Taxes In The U.S. Are A Mess

Americans are subject to up to 55 different types of taxes all the way from a fishing license tax to a telephone usage surcharge tax.  Currently, 307,868,280 Americans compose 151,485,000 tax units of which 46.9% will have zero federal income tax liability in 2009.  That leaves 80,438,535 to pay over $1 trillion dollars.  So who is paying?  Well, 10% of the all the taxpayers in the United States pay about 71.2% of that trillion dollar tax bill!

I questioned this percentage and after further investigation found that about 47% of all the households in the United States will pay no federal income tax at all for 2009.  Either their incomes were too low, or they qualified for enough credits, deductions and exemptions to eliminate their tax liability.  In recent years, credits for low and middle income families have grown so much that a family of four making as much as $50,000 a year will owe no federal income tax as long as there are two children younger than 17 year of age.  The result is a tax system that exempts almost half the country from paying for programs that benefit everyone, including national defense, public safety, and education.  It is a system in which the top ten percent of earners, households making an average of $366,400 in 2006, paid about 73% of the income taxes collected by the federal government.  Basically, we have 50 percent of the people who are getting something for nothing.

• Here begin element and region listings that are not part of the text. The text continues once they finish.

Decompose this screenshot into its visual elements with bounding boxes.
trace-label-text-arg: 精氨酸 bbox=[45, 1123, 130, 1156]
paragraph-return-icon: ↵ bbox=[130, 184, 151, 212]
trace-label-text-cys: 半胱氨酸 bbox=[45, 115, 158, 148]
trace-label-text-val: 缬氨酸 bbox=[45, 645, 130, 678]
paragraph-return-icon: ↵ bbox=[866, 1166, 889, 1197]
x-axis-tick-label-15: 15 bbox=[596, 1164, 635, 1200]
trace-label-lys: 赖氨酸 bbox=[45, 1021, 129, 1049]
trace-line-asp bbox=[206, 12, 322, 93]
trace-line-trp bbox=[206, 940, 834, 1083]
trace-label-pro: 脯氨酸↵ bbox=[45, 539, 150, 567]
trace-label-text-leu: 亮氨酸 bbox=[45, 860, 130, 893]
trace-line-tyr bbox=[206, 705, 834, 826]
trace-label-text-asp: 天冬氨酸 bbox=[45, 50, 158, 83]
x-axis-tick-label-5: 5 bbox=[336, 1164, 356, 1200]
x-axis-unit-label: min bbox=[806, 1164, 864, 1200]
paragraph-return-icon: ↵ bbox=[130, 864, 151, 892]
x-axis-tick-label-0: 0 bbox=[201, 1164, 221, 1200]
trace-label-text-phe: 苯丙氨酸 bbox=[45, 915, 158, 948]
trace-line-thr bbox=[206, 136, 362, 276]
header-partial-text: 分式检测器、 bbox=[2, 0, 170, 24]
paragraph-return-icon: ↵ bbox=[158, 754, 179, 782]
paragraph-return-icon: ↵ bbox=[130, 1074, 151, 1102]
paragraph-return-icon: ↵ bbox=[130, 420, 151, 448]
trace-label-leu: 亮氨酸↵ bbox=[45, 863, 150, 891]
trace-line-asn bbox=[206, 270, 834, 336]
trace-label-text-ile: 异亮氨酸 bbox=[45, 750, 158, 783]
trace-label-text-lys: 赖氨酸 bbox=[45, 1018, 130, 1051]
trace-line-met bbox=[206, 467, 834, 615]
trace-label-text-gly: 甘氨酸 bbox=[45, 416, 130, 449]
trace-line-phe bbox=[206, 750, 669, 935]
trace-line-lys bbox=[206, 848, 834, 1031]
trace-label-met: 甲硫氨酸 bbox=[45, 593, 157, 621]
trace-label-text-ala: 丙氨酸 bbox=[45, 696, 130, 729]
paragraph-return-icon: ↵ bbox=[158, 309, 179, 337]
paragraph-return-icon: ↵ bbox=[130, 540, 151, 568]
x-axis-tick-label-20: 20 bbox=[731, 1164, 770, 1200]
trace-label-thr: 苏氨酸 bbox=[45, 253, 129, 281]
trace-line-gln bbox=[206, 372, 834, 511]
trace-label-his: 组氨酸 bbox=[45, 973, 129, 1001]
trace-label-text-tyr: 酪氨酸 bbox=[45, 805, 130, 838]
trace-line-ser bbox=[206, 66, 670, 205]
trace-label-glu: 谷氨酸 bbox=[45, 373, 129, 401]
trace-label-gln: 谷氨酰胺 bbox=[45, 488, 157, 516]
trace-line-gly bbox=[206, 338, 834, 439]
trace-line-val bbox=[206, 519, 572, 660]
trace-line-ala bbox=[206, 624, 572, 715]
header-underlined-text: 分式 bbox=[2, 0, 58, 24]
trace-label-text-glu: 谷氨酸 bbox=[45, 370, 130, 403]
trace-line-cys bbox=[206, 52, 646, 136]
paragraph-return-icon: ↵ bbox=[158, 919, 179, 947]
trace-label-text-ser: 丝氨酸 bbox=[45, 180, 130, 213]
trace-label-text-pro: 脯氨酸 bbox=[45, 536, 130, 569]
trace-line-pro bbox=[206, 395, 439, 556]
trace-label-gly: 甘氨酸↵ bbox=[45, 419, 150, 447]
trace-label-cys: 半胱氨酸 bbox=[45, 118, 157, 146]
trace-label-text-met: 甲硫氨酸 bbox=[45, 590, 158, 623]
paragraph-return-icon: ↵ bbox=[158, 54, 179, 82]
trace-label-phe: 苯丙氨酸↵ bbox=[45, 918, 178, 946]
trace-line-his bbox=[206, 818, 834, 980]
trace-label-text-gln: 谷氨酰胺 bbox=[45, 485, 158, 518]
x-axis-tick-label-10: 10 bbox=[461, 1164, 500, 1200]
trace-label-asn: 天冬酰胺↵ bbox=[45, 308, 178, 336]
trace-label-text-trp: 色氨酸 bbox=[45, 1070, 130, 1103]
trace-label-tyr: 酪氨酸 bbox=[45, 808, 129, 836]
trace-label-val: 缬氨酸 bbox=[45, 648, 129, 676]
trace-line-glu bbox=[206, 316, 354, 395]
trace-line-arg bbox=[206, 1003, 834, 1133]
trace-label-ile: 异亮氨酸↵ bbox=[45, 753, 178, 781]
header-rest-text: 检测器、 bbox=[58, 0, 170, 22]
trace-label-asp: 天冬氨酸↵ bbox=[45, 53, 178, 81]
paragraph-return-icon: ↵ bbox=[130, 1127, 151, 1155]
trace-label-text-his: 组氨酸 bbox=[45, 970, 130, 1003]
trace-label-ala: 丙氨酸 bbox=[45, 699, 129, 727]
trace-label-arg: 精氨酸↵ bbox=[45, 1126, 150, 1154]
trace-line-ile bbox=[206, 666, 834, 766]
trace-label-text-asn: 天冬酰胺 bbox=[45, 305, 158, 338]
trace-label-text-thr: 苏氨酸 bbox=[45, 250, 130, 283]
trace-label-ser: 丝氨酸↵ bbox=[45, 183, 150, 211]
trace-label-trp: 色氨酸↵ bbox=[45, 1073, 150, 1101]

Now even the vast majority of people who escape federal income taxes still pay other taxes, including federal payroll taxes that fund Social Security and Medicare, and excise taxes on gasoline, aviation, alcohol and cigarettes.  They also pay state or local taxes on sales, income and property taxes.

To make matters worse, only a handful of people in the entire country, including the IRS, understand the Federal Tax Code.  The entire tax code is now over 9,097,000 words.  The directions for a typical form 1040 totals a mere 161 pages.  The “EZ” version is 41 pages.  The IRS employed 90,647 people in 2008 with operating costs of $11,207,223,000.  If we simplified the code, many of these IRS employees could go into more productive lines of work and billions of dollars in taxpayer money could be saved just by reducing the size of the IRS.

Lobbying is the biggest business in Washington.  About $3.2 billion dollars were spent in 2008 on lobbying.  The majority of America’s lobbyists are working on increasing the level of complication of the tax code by fighting for special loopholes and regulations that will save their company money.  While compliance with the tax code is a multi-billion dollar industry, most accountants agree that if we scrapped the tax code for a simpler one, the sum total benefit could be in the billions of dollars.  Then, however, what would the members of the Ways and Means Committee of Congress do with the $55,157,458 dollars they received last year in campaign contributions?